For one, if I was too drunk, these friends would always let me crash on their couch since it was safer than getting an uber at 4 am or being a drunk driver. After knowing them for a while, they made sure I would get to work on time the next day. We were all work friends, meaning we had the same part-time job. After working long shifts with nasty customers and weird coworkers, a group of us would head straight to the same coworkers' apartment because of its large balcony that overlooked a big pond. It was perfect for puff n' pass circles after multiple shots in the kitchen.

After long weekend shifts and back-to-back weekday shifts, we would meet up and immediately start downing rum shots and rolling joints and blunts. To this day, the smell of fruity rum still makes me nauseous. As I rolled off their couch and they rolled out of their beds, we would sometimes go to iHop and get some greasy breakfast food if we got scheduled to work later in the day.

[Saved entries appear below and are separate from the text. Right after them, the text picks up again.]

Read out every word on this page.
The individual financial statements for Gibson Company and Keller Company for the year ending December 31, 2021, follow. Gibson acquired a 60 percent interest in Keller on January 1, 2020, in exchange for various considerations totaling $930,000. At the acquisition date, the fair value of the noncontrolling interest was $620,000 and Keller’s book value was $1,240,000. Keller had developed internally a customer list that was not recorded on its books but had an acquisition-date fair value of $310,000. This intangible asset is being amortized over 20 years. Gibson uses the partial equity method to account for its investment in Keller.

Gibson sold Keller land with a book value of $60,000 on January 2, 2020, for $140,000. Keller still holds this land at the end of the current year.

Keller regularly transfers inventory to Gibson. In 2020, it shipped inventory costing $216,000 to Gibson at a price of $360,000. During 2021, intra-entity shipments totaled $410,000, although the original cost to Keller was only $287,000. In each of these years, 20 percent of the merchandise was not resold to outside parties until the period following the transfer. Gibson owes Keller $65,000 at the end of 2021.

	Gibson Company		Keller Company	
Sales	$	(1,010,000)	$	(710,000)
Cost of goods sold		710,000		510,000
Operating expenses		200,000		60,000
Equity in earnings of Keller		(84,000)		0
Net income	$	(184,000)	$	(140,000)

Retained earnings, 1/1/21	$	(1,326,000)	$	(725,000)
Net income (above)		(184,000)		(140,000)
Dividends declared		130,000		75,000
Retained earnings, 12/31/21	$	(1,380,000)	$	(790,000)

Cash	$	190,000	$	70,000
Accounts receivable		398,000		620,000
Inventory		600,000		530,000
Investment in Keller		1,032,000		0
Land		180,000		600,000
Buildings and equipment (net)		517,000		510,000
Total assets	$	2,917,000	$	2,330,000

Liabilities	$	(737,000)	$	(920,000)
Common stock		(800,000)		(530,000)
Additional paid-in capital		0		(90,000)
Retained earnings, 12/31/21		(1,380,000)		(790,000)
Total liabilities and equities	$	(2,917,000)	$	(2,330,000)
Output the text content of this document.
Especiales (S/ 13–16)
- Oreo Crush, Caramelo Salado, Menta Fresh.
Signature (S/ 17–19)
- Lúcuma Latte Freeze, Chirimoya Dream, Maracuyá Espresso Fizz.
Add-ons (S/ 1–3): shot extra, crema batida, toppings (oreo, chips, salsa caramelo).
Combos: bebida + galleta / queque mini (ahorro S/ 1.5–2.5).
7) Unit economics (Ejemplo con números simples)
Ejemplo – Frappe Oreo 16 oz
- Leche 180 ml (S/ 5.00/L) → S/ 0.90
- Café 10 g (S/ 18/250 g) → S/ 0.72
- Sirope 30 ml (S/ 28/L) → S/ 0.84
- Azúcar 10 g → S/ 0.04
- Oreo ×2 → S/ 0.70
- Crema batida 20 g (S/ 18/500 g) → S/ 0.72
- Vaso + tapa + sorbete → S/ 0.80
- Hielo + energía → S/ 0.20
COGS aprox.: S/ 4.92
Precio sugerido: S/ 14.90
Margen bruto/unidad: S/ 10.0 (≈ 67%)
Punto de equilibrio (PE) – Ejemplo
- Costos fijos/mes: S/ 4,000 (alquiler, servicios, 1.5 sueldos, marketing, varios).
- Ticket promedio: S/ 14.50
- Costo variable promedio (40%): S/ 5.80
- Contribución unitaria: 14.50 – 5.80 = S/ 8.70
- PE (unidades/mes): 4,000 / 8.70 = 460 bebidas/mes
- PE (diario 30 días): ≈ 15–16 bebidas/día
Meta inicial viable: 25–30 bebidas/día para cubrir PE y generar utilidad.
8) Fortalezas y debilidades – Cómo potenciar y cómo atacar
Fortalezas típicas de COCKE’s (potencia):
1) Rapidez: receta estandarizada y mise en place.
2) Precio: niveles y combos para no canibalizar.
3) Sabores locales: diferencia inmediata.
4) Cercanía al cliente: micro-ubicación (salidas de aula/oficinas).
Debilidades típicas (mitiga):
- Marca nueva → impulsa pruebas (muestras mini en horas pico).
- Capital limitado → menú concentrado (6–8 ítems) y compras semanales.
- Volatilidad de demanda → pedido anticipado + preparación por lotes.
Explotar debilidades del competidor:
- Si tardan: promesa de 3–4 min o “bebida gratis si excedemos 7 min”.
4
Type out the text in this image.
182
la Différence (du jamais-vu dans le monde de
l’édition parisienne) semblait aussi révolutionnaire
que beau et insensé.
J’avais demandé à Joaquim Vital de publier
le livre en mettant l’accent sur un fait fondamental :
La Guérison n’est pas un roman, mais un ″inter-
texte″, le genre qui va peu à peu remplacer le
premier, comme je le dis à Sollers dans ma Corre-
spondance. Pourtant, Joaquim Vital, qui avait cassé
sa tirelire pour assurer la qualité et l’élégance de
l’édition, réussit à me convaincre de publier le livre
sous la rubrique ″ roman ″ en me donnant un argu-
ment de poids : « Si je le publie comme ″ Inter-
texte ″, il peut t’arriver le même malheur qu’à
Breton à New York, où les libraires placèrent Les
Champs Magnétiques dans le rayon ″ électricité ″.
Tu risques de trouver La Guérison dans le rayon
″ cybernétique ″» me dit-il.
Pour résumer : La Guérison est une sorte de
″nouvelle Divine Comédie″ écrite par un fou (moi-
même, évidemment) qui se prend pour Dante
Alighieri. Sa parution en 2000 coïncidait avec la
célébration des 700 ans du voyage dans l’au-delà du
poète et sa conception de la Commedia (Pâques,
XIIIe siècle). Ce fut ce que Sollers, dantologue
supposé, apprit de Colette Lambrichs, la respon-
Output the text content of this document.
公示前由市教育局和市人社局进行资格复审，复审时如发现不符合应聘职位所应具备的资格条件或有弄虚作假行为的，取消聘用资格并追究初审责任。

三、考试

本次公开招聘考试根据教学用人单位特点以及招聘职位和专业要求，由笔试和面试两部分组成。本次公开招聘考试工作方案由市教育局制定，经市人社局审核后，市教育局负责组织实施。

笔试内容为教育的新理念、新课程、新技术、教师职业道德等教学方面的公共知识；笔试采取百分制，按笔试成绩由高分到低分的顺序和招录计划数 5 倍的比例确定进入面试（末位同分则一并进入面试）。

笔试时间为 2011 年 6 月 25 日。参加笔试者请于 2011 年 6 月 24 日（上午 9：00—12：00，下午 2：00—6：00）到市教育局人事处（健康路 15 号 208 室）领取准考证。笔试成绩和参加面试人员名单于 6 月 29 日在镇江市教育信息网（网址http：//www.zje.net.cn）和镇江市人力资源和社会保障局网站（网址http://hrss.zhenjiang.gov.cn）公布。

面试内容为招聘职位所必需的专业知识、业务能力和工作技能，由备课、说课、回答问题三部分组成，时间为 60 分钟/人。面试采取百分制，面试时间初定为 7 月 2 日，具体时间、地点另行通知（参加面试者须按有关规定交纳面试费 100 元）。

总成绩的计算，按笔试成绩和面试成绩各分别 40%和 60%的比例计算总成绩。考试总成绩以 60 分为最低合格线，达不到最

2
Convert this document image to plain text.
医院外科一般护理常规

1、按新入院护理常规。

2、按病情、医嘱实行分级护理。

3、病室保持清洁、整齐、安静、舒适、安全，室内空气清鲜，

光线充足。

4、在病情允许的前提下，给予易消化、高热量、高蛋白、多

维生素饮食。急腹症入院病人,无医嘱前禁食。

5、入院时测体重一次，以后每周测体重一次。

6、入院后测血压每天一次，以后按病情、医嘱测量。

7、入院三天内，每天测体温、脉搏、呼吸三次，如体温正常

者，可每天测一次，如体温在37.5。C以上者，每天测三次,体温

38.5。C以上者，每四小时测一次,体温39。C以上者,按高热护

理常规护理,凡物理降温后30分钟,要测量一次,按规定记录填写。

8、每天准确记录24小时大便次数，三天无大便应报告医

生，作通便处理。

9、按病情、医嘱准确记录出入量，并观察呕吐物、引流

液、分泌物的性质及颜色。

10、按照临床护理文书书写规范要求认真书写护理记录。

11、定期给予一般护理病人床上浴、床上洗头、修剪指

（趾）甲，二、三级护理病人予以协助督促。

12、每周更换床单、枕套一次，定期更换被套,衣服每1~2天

If we didn't work the next night sometimes, we would go to the popular campus bar downtown, which was thankfully right near my apartment. They would run a $1 beer and $1 burger special every Sunday, so we called it "Church." Coincidentally we went on many Sundays, after a long weekend of working and boozing, we would take our hungover asses and, if God allowed, somehow drink more beer...?!

They would, I would switch back to the water because beer is gross. My stomach and liver would beat me to a pulp if I drank more alcohol while nursing a hangover. So I opted for just the $1 burger instead. And God did not allow that burger to go down easy, especially on a hungover stomach. But that's what you get when you buy a burger for a dollar at a greasy, sleazy, college bar after a night of back-to-back rum shots.

Ahhh, good old-fashioned college fun.